Model 1 – logistic regression adjusted for gender, developmental age and Index of Multiple Deprivation 2007.

Model 2 – logistic regression adjusted for gender, developmental age, Index of Multiple Deprivation 2007, positive food score and negative food score 19.

Bold = P < 0.05.

Discussion

These analyses offer a small amount of evidence to support the premise that children who live with dogs are fitter, and no evidence that they are at less risk of obesity. The potential association between involvement in dog walking and improved grip strength is feasible, considering that children of this age walking with a dog may at some point hold the leash. Our other tentative findings may be due to confounders associated with both dog ownership and health. For an association between health outcomes and dog walking to be biologically plausible, we would expect to find a positive association between involvement in dog walking and child health rather than a negative association with ownership alone. We found no evidence of an association between dog ownership or dog walking and obesity or overweight. We may lack statistical power to detect a difference; however, this is unlikely, at least regarding weight given exceeding our sample size estimations.

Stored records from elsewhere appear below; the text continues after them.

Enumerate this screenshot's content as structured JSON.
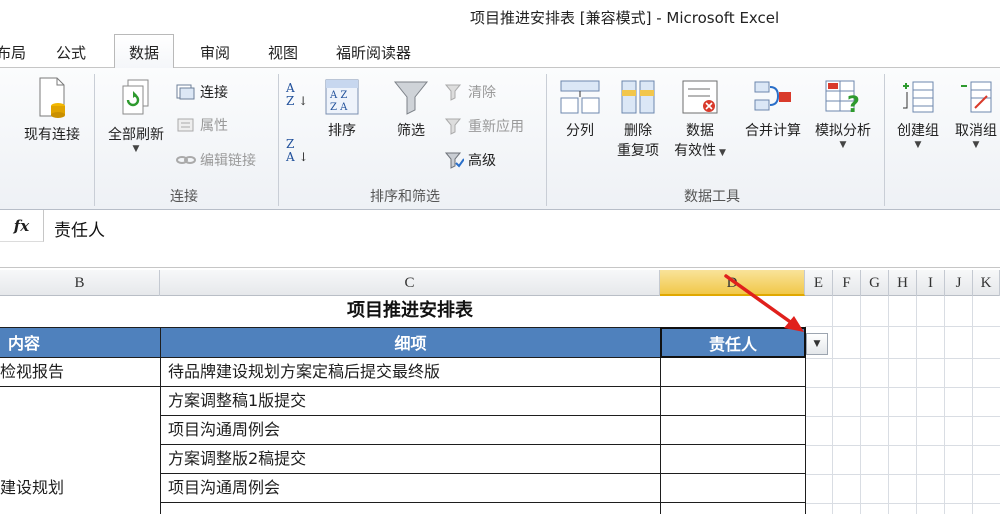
{
  "window": {
    "title": "项目推进安排表  [兼容模式]  -  Microsoft Excel"
  },
  "tabs": [
    {
      "label": "布局",
      "active": false
    },
    {
      "label": "公式",
      "active": false
    },
    {
      "label": "数据",
      "active": true
    },
    {
      "label": "审阅",
      "active": false
    },
    {
      "label": "视图",
      "active": false
    },
    {
      "label": "福昕阅读器",
      "active": false
    }
  ],
  "ribbon": {
    "groups": {
      "external": {
        "existing_connection": "现有连接"
      },
      "connections": {
        "label": "连接",
        "refresh_all": "全部刷新",
        "connections": "连接",
        "properties": "属性",
        "edit_links": "编辑链接"
      },
      "sort_filter": {
        "label": "排序和筛选",
        "sort": "排序",
        "filter": "筛选",
        "clear": "清除",
        "reapply": "重新应用",
        "advanced": "高级"
      },
      "data_tools": {
        "label": "数据工具",
        "text_to_columns": "分列",
        "remove_duplicates_1": "删除",
        "remove_duplicates_2": "重复项",
        "data_validation_1": "数据",
        "data_validation_2": "有效性",
        "consolidate": "合并计算",
        "what_if": "模拟分析"
      },
      "outline": {
        "group": "创建组",
        "ungroup": "取消组"
      }
    }
  },
  "formula_bar": {
    "fx_label": "fx",
    "value": "责任人"
  },
  "columns": [
    "B",
    "C",
    "D",
    "E",
    "F",
    "G",
    "H",
    "I",
    "J",
    "K"
  ],
  "sheet": {
    "title": "项目推进安排表",
    "headers": {
      "content": "内容",
      "detail": "细项",
      "owner": "责任人"
    },
    "rows": [
      {
        "content": "检视报告",
        "detail": "待品牌建设规划方案定稿后提交最终版",
        "owner": ""
      },
      {
        "content": "",
        "detail": "方案调整稿1版提交",
        "owner": ""
      },
      {
        "content": "",
        "detail": "项目沟通周例会",
        "owner": ""
      },
      {
        "content": "",
        "detail": "方案调整版2稿提交",
        "owner": ""
      },
      {
        "content": "建设规划",
        "detail": "项目沟通周例会",
        "owner": ""
      }
    ]
  },
  "colors": {
    "header_fill": "#4f81bd",
    "selected_column": "#f1c84a",
    "annotation_arrow": "#e0201c"
  }
}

Furthermore, we did adjust for nutrition quality as well as social deprivation, as dog ownership is associated with socio‐demographic factors related to poor health 13, 21. Other studies have also found no association between dog ownership and child weight status 4, 6, 8 or a negative association only in some age groups 7. Overall, this suggests that the intensity of physical activity performed when walking a dog might not be vigorous or sustained enough to noticeably impact weight status. Further research is required into the intensity and contexts of physical activity during interactions between children and pet dogs.

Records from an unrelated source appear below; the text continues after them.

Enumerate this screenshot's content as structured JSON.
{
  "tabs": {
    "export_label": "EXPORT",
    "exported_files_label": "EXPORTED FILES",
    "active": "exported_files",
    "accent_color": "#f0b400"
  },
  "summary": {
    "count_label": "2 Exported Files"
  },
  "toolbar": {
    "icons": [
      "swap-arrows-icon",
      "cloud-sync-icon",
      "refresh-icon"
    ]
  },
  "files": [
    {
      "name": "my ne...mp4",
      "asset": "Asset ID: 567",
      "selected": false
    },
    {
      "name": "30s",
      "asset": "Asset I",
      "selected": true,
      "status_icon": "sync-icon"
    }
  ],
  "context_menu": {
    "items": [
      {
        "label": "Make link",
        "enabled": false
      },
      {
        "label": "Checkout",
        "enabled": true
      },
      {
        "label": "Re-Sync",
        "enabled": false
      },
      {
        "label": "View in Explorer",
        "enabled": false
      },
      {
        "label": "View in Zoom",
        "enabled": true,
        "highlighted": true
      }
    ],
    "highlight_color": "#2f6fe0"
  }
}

Conflicts of interest statement

Prof Dawson, Prof Gaskell, Prof Bundred, Dr German, Dr Coyne and Dr Westgarth report grant funding from WALTHAM and MARS Petcare during conduct of the study. Dr German reports grants, personal fees, non‐financial support and others from WALTHAM (owned by Mars Petcare); grants, personal fees, non‐financial support and others from Royal Canin (owned by Mars Petcare); personal fees and others from Hills Petcare (owned by P&G); and personal fees and others from Nestle‐Purina outside the submitted work. Dr Westgarth reports grants from Medical Research Council, outside the submitted work. Dr McCune reports grants from Mars Petcare UK (sister company) during the conduct of the study, and WALTHAM, who is the main sponsor of the study, pays her salary. Prof Stratton and Dr Boddy have nothing to report.